Parfois, l’innovation naît d’une question très simple : Pourquoi un remède salvateur doit-il être si difficile à mettre en place ? C'est ce qu'elle s'est demandé Anya Pogharianétudiant canadien de Montréal, alors qu'il venait de 17 ans.

Après une expérience de volontariat dans un service de dialyse, Anya elle a réalisé à quel point ce traitement était long, coûteux et inabordable pour des millions de personnes dans le monde. Alors il a décidé de faire quelque chose dehors de la commun: essayez de construire un appareil de dialyse moins cher et plus portable à partir de zéro.

Le résultat fut Dialyseun prototype créé avec des composants facilement disponible et avec un coût estimé d'environ 500 dollarscontre environ 30 000 $ d'une machine traditionnelle. UN projet né comme expérience scolaire, mais capable d'attirer l'attention bien au-delà de sa catégorie.

L'idée est née à l'hôpital

Anya Pogharien elle a dit qu'elle avait abordé le sujet après avoir fait du bénévolat à Hôpital général de Montréaloù il a vu de près la routine des patients dialysés. On parle d’un traitement nécessaire lorsque les reins ne sont plus capables de filtrer correctement le sang, en éliminant les déchets et les excès de liquides.

Toutefois, la dialyse nécessite souvent séances longues, plusieurs fois par semaineet il n’est pas disponible partout. Dans certaines régions du monde, le problème n’est pas seulement médical, mais aussi économique et logistique : il manque des machines, des structures, du personnel et un accès continu aux soins.

D’où la question qui a guidé le projet : La dialyse peut-elle être rendue plus accessible, en particulier dans les pays ou les zones où les établissements de santé sont peu nombreux ?

300 heures de recherche et de manuels lus en ligne

Anya elle n'était pas ingénieur biomédical, mais un lycéen doté d'une forte curiosité et d'un objectif très clair.

Pour comprendre comment ils fonctionnaient le machines Pour dialyse, il a commencé à étudier manuels techniques en ligneen essayant de reconstruire le circuit base de traitement. Deuxième Nouvelles de CTVdédié au projet plus de 300 heuresmême si l'enseignement scolaire en nécessitait beaucoup moins.

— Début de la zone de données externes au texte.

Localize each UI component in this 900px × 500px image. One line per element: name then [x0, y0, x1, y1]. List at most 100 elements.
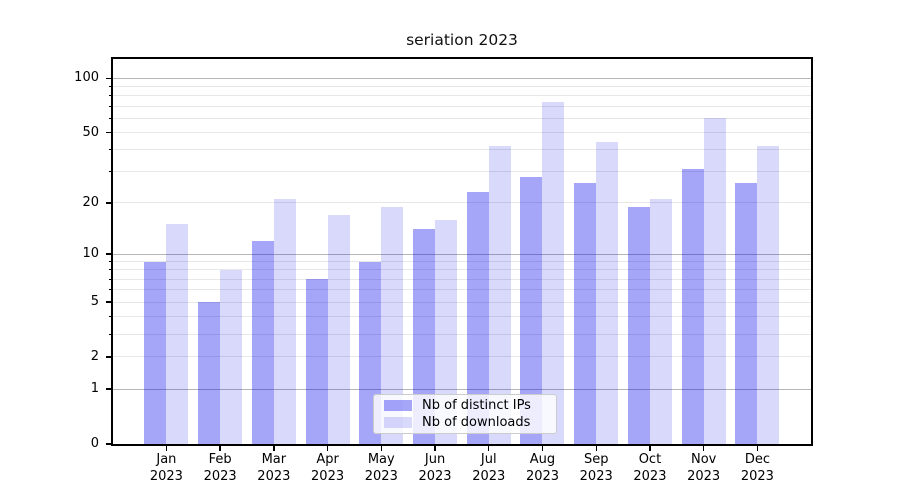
x-tick-label: Feb 2023	[192, 452, 248, 485]
spine-right	[811, 57, 813, 446]
y-tick	[106, 356, 111, 358]
gridline-minor	[113, 95, 811, 97]
legend-swatch-distinct-ips	[384, 400, 412, 411]
gridline-minor	[113, 269, 811, 271]
x-tick-month: May	[367, 452, 395, 467]
gridline-minor	[113, 171, 811, 173]
x-tick-label: Jul 2023	[461, 452, 517, 485]
y-minor-tick	[108, 86, 112, 88]
y-tick-label: 1	[90, 381, 99, 397]
bar-distinct-ips-jun	[413, 229, 436, 444]
spine-top	[112, 57, 813, 59]
gridline-minor	[113, 261, 811, 263]
x-tick-label: Nov 2023	[676, 452, 732, 485]
y-minor-tick	[108, 149, 112, 151]
x-tick-year: 2023	[203, 468, 237, 484]
y-tick	[106, 301, 111, 303]
bar-distinct-ips-sep	[574, 182, 597, 444]
legend-label-distinct-ips: Nb of distinct IPs	[422, 398, 531, 413]
bar-downloads-apr	[327, 215, 350, 444]
y-tick-label: 100	[74, 70, 99, 86]
y-minor-tick	[108, 171, 112, 173]
bar-distinct-ips-nov	[681, 169, 704, 444]
y-tick-label: 10	[82, 246, 99, 262]
x-tick-month: Apr	[316, 452, 339, 467]
x-tick	[756, 445, 759, 451]
x-tick-month: Feb	[208, 452, 232, 467]
y-tick-label: 20	[82, 194, 99, 210]
y-minor-tick	[108, 278, 112, 280]
gridline-minor	[113, 86, 811, 88]
x-tick	[649, 445, 651, 451]
bar-distinct-ips-aug	[520, 177, 543, 444]
gridline-minor	[113, 333, 811, 335]
x-tick-month: Jun	[424, 452, 446, 467]
x-tick-label: Jan 2023	[138, 452, 194, 485]
x-tick-month: Mar	[261, 452, 287, 467]
gridline-minor	[113, 202, 811, 204]
x-tick-label: Sep 2023	[568, 452, 624, 485]
y-tick	[106, 388, 111, 390]
x-tick	[219, 445, 221, 451]
y-tick	[106, 253, 111, 255]
x-tick	[541, 445, 544, 451]
x-tick-year: 2023	[525, 468, 560, 484]
bar-downloads-mar	[273, 199, 296, 444]
x-tick-month: Oct	[638, 452, 662, 467]
y-minor-tick	[108, 269, 112, 271]
y-minor-tick	[108, 315, 112, 317]
gridline-minor	[113, 301, 811, 303]
x-tick-label: May 2023	[353, 452, 409, 485]
x-tick-label: Dec 2023	[729, 452, 785, 485]
spine-bottom	[112, 444, 813, 446]
x-tick-year: 2023	[418, 468, 452, 484]
legend-swatch-downloads	[384, 417, 412, 428]
bar-downloads-jan	[166, 224, 189, 444]
x-tick-month: Jan	[156, 452, 177, 467]
x-tick	[595, 445, 597, 451]
bar-distinct-ips-jan	[144, 261, 167, 444]
y-minor-tick	[108, 95, 112, 97]
y-tick-label: 0	[90, 436, 99, 451]
gridline-major	[113, 77, 811, 79]
y-tick	[106, 443, 111, 445]
gridline-minor	[113, 132, 811, 134]
x-tick	[702, 445, 705, 451]
x-tick-label: Oct 2023	[622, 452, 678, 485]
x-tick-label: Apr 2023	[300, 452, 356, 485]
x-tick-year: 2023	[633, 468, 667, 484]
bar-distinct-ips-apr	[305, 279, 328, 444]
bar-downloads-oct	[649, 199, 672, 444]
x-tick-month: Dec	[744, 452, 770, 467]
y-tick	[106, 77, 111, 80]
bar-downloads-sep	[596, 142, 619, 444]
bar-downloads-aug	[542, 101, 565, 444]
bar-distinct-ips-oct	[627, 206, 650, 444]
x-tick	[488, 445, 490, 451]
x-tick-label: Mar 2023	[246, 452, 302, 485]
x-tick-year: 2023	[579, 468, 613, 484]
y-tick-label: 5	[90, 294, 99, 310]
x-tick-year: 2023	[364, 468, 398, 484]
gridline-minor	[113, 356, 811, 358]
gridline-minor	[113, 289, 811, 291]
x-tick	[380, 445, 382, 451]
bar-downloads-jul	[488, 146, 511, 444]
bar-downloads-nov	[703, 118, 726, 444]
bar-downloads-jun	[435, 219, 458, 444]
bar-distinct-ips-feb	[198, 302, 221, 444]
y-minor-tick	[108, 105, 112, 107]
x-tick	[434, 445, 436, 451]
x-tick-month: Aug	[529, 452, 556, 467]
y-minor-tick	[108, 289, 112, 291]
x-tick	[326, 445, 329, 451]
x-tick-year: 2023	[257, 468, 291, 484]
bar-downloads-may	[381, 206, 404, 444]
legend-item-downloads: Nb of downloads	[382, 415, 548, 430]
x-tick	[273, 445, 275, 451]
x-tick-month: Nov	[690, 452, 717, 467]
y-minor-tick	[108, 261, 112, 263]
y-tick-label: 50	[82, 124, 99, 140]
chart-title: seriation 2023	[406, 31, 518, 49]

Il a ensuite acheté les composants essentiels : pompe, capteurs de pression et de température, filtre, circuit, détecteur de bulles d'air et microcontrôleur. L'objectif était d'imiter le fonctionnement d'un appareil de dialyse, mais avec un structure plus simple, moins cher et plus facile à porter.

Un prototype à 500 $

Le prototype De Anya ça coûte environ 500 dollars à accomplir. Un chiffre énormément inférieur aux coûts des machines traditionnelles, qui peuvent atteindre environ 30 000 $.

Son projet ce n'était pas pensée Pour remplaçant immédiatement machines hospitalières, ni à utiliser immédiatement sur les patients. C'était avant tout une démonstration : prouver qu’une technologie aussi importante pourrait être repensée de manière plus économique et plus accessible.

Et lors de tests en laboratoire, le prototype a donné des résultats encourageants. D'après la reconstitution de Nouvelles de CTVlors d'essais menés avec Héma-Québec, le système aurait atteint en environ 25 minutes le niveau de potassium que les chercheurs attendaient après une temps beaucoup plus longtemps.

Dans son résumé scientifique, Anya explique en outre que Dialyse était testé sur un sac depuis 4 litres de sang obtenu auprès de 8 donneurs, montrant la capacité à éliminer les toxines et les produits déchets.

L’objectif : amener la dialyse là où elle n’arrive pas

Également dans le résumé du projet, Dialyse est décrit comme un machine conçu pour Pays en développementoù l'accès à la thérapie de remplacement rénal peut être extrêmement limité.

Dans le résumé de projet nous citons par exemple le cas de Villages comme Inde Et Pakistan, où une très forte proportion de patients qui auraient besoin de dialyse sont incapables de se connecter al traitement.